Last week's Queen's Speech inevitably focused on Brexit. A lot of the subsequent media coverage highlighted the Conservative manifesto pledges that were missing: specific changes to the social care means-test; the means-testing of the Winter Fuel Allowance; and plans for new grammar schools. But councils will have noticed another notable absence: a Local Government Finance Bill. With the 2016/17 Bill failing to pass before the election, where does this leave reforms to the local government finance system?
First up, there is legally no reason why the Fair Funding Review cannot go ahead as planned: changes to the formulas and methods used to assess councils' funding needs are allowed under existing legislation. But that does not mean the fallout from the election will not affect the review. Politically, delivering it was always going to be difficult. Because it will leave the overall quantum of funding unchanged, gains from the review for one council mean losses for another. And it's a fair bet that those councils losing will make more of a noise than those gaining, some of whom may think they are still relatively under-funded and should have gained even more. A weakened government may feel less able to rock the boat and create lots of angry losers (and ungrateful winners). So what could it do?
It could try to find extra money to boost the overall quantum of funding for local government: benefitting winners and losers alike. Talk of the ‘end of austerity' might make this possible, but there will be many calls for additional funding – not least the NHS. It's also not yet clear what impact Brexit will have on available revenues.
For less money, the Government could instead target money at the losers by introducing a transitional protection scheme, limiting the scale of year-on-year funding cuts (perhaps to a cash-terms freeze, as is typical for transitional protection schemes for people impacted by benefits reforms). Or it could rely on damping mechanisms, slowly phasing in the gains for winning councils to pay for a slow phase-in of the losses for losing councils. But while damping was always going to be a part of the Fair Funding Review – large overnight changes in funding can be difficult to deal with, for winners as well as losers – if taken too far it would call the entire exercise into question, and risk pleasing no-one.

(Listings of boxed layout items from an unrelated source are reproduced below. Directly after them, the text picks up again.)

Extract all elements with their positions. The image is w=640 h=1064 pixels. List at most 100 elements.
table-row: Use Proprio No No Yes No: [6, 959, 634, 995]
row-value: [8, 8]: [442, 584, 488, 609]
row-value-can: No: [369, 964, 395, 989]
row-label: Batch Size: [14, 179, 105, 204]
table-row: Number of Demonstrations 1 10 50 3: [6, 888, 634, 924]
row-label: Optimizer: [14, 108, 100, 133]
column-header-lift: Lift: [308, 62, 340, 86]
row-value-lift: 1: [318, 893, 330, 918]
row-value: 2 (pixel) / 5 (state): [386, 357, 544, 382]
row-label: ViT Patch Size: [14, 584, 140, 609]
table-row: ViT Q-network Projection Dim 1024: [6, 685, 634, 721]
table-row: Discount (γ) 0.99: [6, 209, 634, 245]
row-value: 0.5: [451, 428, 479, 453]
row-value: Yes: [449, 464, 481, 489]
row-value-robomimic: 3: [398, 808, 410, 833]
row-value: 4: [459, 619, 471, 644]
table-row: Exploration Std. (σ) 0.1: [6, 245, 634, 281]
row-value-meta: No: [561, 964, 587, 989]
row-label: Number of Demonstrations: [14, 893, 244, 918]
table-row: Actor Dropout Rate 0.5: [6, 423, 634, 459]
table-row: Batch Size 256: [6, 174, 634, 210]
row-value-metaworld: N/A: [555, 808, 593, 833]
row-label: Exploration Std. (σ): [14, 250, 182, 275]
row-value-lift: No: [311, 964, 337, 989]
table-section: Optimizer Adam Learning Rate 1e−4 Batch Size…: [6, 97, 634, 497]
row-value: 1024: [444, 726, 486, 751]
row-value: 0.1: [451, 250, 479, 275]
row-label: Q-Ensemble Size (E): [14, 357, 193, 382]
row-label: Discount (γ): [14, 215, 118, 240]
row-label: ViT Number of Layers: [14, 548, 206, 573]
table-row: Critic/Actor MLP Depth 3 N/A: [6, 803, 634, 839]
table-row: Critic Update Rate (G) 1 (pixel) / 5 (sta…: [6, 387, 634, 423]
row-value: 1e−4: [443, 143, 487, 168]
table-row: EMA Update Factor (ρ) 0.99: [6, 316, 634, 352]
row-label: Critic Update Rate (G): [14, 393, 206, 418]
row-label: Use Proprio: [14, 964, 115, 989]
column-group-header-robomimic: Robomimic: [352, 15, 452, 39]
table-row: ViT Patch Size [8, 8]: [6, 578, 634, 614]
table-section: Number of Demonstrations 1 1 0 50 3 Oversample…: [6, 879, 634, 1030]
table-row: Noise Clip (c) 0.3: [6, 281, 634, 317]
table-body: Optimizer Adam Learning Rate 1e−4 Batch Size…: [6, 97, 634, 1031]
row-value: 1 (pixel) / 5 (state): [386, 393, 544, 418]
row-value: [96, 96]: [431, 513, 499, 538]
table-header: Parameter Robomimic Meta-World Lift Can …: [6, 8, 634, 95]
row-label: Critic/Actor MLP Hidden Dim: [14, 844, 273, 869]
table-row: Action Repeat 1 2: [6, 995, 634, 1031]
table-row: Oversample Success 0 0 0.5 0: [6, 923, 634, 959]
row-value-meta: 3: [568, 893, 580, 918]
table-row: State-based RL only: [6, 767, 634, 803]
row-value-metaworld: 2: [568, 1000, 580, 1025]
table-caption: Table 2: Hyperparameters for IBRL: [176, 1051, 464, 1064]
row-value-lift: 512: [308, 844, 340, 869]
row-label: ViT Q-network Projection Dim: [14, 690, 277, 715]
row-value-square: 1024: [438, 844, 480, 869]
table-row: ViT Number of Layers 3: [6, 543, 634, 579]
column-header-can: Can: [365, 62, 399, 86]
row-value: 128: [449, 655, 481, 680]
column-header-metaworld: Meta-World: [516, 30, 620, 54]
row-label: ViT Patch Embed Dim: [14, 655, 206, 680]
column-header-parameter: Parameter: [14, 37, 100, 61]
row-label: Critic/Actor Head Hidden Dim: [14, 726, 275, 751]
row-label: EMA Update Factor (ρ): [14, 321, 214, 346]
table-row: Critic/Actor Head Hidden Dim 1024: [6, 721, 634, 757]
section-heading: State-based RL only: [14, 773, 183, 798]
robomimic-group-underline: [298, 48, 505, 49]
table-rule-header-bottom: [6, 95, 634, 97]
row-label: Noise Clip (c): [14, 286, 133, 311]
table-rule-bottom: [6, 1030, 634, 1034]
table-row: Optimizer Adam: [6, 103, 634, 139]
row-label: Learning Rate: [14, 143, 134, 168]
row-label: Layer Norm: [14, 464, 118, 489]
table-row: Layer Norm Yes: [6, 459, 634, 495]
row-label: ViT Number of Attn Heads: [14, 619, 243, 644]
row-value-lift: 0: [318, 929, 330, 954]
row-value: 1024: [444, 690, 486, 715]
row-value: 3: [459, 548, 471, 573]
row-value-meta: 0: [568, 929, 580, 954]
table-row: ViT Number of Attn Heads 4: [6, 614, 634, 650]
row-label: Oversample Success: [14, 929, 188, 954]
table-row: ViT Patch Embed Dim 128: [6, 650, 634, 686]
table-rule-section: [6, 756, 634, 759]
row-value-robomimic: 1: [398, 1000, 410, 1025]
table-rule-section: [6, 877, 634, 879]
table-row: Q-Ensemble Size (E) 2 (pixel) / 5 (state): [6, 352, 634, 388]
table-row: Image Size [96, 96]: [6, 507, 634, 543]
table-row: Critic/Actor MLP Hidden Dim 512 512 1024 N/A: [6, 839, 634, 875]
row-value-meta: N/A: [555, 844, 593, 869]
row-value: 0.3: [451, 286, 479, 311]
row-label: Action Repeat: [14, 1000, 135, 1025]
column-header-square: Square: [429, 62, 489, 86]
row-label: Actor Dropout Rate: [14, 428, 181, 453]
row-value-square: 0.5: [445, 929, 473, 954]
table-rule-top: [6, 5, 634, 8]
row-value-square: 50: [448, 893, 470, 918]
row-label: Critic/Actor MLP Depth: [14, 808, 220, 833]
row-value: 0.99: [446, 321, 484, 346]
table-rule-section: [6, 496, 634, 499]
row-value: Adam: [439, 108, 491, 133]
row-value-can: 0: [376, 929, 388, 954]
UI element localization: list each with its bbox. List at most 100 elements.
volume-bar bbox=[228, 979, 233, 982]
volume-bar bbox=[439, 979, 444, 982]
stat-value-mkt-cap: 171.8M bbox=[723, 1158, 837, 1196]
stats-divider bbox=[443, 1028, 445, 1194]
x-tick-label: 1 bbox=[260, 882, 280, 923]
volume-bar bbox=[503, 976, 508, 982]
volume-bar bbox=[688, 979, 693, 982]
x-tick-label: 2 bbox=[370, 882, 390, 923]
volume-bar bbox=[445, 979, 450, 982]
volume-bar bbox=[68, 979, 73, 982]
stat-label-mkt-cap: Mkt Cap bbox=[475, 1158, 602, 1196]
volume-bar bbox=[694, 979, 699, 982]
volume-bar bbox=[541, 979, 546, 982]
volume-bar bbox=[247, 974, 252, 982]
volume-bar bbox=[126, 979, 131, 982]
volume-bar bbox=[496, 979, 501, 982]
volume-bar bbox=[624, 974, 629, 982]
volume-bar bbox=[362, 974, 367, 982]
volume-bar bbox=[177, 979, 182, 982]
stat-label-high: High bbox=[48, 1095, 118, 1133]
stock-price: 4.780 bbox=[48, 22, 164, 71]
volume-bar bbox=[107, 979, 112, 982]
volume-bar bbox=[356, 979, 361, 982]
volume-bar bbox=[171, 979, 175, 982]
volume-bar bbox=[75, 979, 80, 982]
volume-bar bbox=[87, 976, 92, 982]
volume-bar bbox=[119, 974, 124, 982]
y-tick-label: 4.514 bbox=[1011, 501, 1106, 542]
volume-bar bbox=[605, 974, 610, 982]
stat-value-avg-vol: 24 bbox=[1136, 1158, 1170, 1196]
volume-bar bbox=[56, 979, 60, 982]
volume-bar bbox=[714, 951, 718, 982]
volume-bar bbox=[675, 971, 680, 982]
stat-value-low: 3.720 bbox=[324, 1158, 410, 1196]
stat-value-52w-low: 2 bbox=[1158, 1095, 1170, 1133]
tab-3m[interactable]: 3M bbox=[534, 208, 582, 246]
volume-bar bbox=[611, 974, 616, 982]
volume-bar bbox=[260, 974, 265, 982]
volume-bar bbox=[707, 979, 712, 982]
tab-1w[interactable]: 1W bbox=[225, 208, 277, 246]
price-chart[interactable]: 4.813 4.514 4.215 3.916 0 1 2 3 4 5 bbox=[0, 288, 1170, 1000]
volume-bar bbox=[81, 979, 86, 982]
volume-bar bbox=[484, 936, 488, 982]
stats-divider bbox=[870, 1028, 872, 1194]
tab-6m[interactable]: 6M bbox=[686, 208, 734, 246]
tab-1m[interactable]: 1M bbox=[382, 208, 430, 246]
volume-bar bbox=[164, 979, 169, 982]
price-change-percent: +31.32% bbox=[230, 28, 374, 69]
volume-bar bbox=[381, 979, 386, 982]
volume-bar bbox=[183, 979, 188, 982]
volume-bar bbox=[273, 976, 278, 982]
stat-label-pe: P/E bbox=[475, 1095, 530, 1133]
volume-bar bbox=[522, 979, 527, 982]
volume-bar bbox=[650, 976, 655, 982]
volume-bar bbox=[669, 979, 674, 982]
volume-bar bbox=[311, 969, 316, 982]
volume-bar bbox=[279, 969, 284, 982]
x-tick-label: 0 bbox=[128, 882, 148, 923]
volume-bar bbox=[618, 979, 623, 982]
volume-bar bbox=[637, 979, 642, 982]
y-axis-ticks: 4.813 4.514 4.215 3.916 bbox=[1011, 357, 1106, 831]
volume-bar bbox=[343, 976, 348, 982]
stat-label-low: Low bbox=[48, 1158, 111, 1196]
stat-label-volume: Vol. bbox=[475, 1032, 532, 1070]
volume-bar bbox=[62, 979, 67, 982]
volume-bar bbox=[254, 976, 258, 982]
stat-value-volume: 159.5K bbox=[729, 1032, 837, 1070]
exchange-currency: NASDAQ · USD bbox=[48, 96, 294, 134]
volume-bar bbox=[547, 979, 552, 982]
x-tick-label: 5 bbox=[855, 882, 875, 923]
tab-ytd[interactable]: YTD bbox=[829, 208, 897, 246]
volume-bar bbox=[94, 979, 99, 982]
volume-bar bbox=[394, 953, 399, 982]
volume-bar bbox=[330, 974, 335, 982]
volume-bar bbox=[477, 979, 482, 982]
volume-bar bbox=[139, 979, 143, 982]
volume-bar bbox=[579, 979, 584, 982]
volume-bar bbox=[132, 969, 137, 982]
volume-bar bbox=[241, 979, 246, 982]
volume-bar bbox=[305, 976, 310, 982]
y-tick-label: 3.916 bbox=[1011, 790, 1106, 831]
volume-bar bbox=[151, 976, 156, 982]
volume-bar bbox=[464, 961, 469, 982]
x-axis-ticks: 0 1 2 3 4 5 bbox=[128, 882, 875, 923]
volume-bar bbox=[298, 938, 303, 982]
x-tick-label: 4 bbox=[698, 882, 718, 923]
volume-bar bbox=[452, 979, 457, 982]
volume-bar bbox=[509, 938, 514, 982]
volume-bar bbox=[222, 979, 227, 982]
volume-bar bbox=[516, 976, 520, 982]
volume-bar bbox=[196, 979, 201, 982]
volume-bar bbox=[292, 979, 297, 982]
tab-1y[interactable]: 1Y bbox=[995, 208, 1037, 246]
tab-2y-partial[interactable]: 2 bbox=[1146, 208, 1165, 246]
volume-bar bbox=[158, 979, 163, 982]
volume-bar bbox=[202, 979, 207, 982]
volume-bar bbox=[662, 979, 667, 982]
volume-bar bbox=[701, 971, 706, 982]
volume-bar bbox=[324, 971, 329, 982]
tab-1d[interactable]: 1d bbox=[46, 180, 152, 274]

Things are more complex for the move to 100% business rates retention. The government could go ahead with the headline policy itself: it is already piloting 100% retention, without new legislation, after all. But a host of changes planned alongside 100% retention do require legislation. Councils would probably be happy to see the back of some of these – such as giving the Government the power to mandate and dissolve pooling arrangements. But they may be less happy about being unable to reduce the business rates multiplier, introduce property-owner business improvement districts (BIDs), or, in the case of mayoral combined authorities, levy an infrastructure supplement.
One of the biggest complaints councils have with the existing partial business rates retention scheme is the risk resulting from appeals against VOA valuations. IFS research has shown appeals have had markedly different impacts on revenues in different parts of the country, so plans to compensate councils for revenue losses as a result of backdated appeals under the 100% retention scheme, would have sensibly insulated councils from a big risk outside of their control. However, it is unclear whether the necessary compensation payments could be made without new legislation: provisions for such payments were set out in the 2016–17 Local Government Finance Bill.
If it is not, councils will have to ask whether they want 100% business rates retention, if that means 100% of the risk associated with appeals. Central government should also ask whether a move to 100% retention makes sense in such circumstances.
If there is a pause, there is a silver lining: a chance for a broader re-think of local government finance and the balance of responsibilities between central and local government. Is retention of the remainder of business rates the right new revenue stream for councils or should they receive a portion of local income tax revenues instead? Should we be focusing on the structure of business rates (and for that matter council tax) rather than the allocation of revenues? Is it sensible to fund an area like adult social care, with rising demand and increasing political pressure for more generous and more consistent service standards, from constrained and varying sources of revenue like local taxes?
So the Queen's Speech poses more questions for local government finance than it answers. And in-depth debate and analysis remains as important as ever.